Os norte-americanos têm apoiado consistentemente leis de aborto mais flexíveis quando a questão é colocada diretamente a eles, inclusive em estados conservadores como Kansas e Kentucky.

No Arizona, as consequências políticas da decisão podem ser extensas. O Presidente Joe Biden (democrata) colocou o direito ao aborto no centro da sua campanha, tal como o candidato democrata ao Senado, Ruben Gallego.

Sublinhe-se que estudos recentes levados a cabo nos Estados Unidos da América vêm indicar que o fim do direito ao aborto, para lá de comprometer a saúde e vida da mãe, pode vir a ter implicações numa das grandes bandeiras de quem quer tirar este direito: a natalidade. Um estudo de final de 2023 indicou que são muitos os homens solteiros até aos 50 anos que já alteram o seu padrão sexual e libido com medo de poderem a vir ser pais fruto de uma gravidez indesejada.

No plano criminal, estima-se em 64.565 gravidezes de mulheres norte-americanas nos últimos dois anos – após a reversão da lei federal – e que terão sido resultado do crime de violação, tendo sido contabilizadas mais de meio milhão de abusos sexuais em igual período.

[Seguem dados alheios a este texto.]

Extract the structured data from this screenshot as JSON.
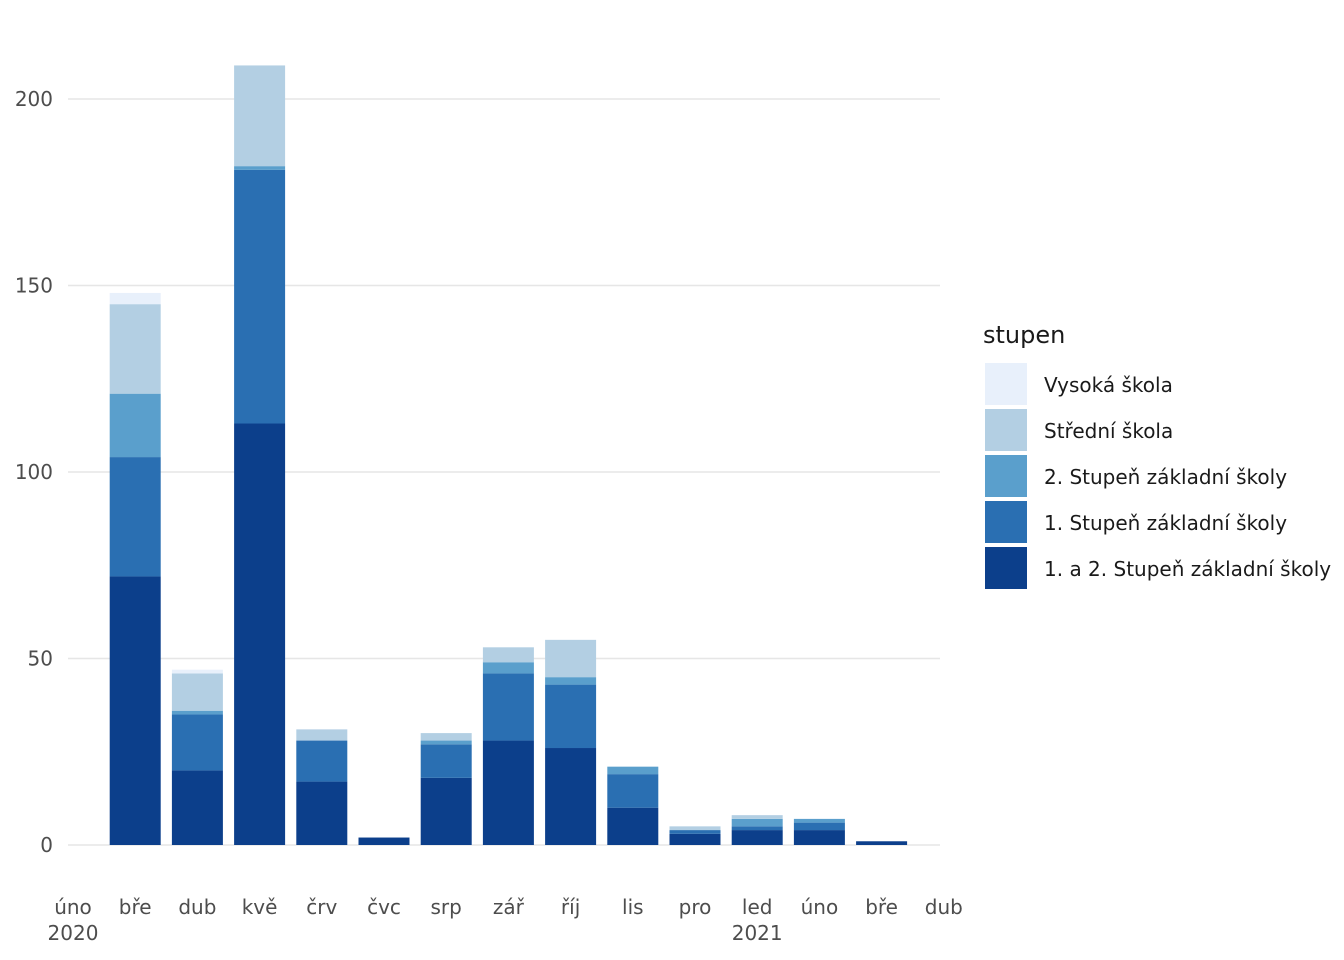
{
  "chart_data": {
    "type": "bar",
    "stacked": true,
    "x": [
      "2020-03",
      "2020-04",
      "2020-05",
      "2020-06",
      "2020-07",
      "2020-08",
      "2020-09",
      "2020-10",
      "2020-11",
      "2020-12",
      "2021-01",
      "2021-02",
      "2021-03"
    ],
    "x_ticks": [
      {
        "date": "2020-02",
        "label": "úno",
        "year": "2020"
      },
      {
        "date": "2020-03",
        "label": "bře",
        "year": ""
      },
      {
        "date": "2020-04",
        "label": "dub",
        "year": ""
      },
      {
        "date": "2020-05",
        "label": "kvě",
        "year": ""
      },
      {
        "date": "2020-06",
        "label": "črv",
        "year": ""
      },
      {
        "date": "2020-07",
        "label": "čvc",
        "year": ""
      },
      {
        "date": "2020-08",
        "label": "srp",
        "year": ""
      },
      {
        "date": "2020-09",
        "label": "zář",
        "year": ""
      },
      {
        "date": "2020-10",
        "label": "říj",
        "year": ""
      },
      {
        "date": "2020-11",
        "label": "lis",
        "year": ""
      },
      {
        "date": "2020-12",
        "label": "pro",
        "year": ""
      },
      {
        "date": "2021-01",
        "label": "led",
        "year": "2021"
      },
      {
        "date": "2021-02",
        "label": "úno",
        "year": ""
      },
      {
        "date": "2021-03",
        "label": "bře",
        "year": ""
      },
      {
        "date": "2021-04",
        "label": "dub",
        "year": ""
      }
    ],
    "y_ticks": [
      0,
      50,
      100,
      150,
      200
    ],
    "ylim": [
      0,
      210
    ],
    "grid": true,
    "legend": {
      "title": "stupen",
      "position": "right"
    },
    "series": [
      {
        "name": "1. a 2. Stupeň základní školy",
        "color": "#0c3f8b",
        "values": [
          72,
          20,
          113,
          17,
          2,
          18,
          28,
          26,
          10,
          3,
          4,
          4,
          1
        ]
      },
      {
        "name": "1. Stupeň základní školy",
        "color": "#2a6fb2",
        "values": [
          32,
          15,
          68,
          11,
          0,
          9,
          18,
          17,
          9,
          1,
          1,
          2,
          0
        ]
      },
      {
        "name": "2. Stupeň základní školy",
        "color": "#5a9fcc",
        "values": [
          17,
          1,
          1,
          0,
          0,
          1,
          3,
          2,
          2,
          0,
          2,
          1,
          0
        ]
      },
      {
        "name": "Střední škola",
        "color": "#b3cfe3",
        "values": [
          24,
          10,
          27,
          3,
          0,
          2,
          4,
          10,
          0,
          1,
          1,
          0,
          0
        ]
      },
      {
        "name": "Vysoká škola",
        "color": "#e8f0fb",
        "values": [
          3,
          1,
          0,
          0,
          0,
          0,
          0,
          0,
          0,
          0,
          0,
          0,
          0
        ]
      }
    ]
  }
}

As estimativas foram publicadas na revista científica JAMA Internal Medicine (cuja síntese pode ser lida aqui) e impressionam. Falamos de 14 estados que reverteram o direito e que, na sua maior parte, não permitem abortos em casos de violação. “Embora cinco destes estados permitam exceções para gravidezes relacionadas com violação, aplicam-se limites rigorosos de duração da gestação e as sobreviventes devem denunciar a violação às autoridades, um requisito que provavelmente desqualificará a maioria das sobreviventes de violação, das quais apenas 21% denunciam a violação à polícia”, lê-se no documento da investigação científica.

A mesma análise, liderada pelo médico e diretor da plataforma de apoio Planned Parenthood do Montana, aponta para o facto de quase metade das gestações na sequência de abuso sexual terem ocorrido no estado do Texas (45%), um dos mais radicais na proibição do aborto. O estudo recorreu a uso de dados de Centros de Controle e Prevenção de Doenças, do Bureau of Justice Statistics e do FBI para criar estas estimativas consideradas “chocantemente altas”.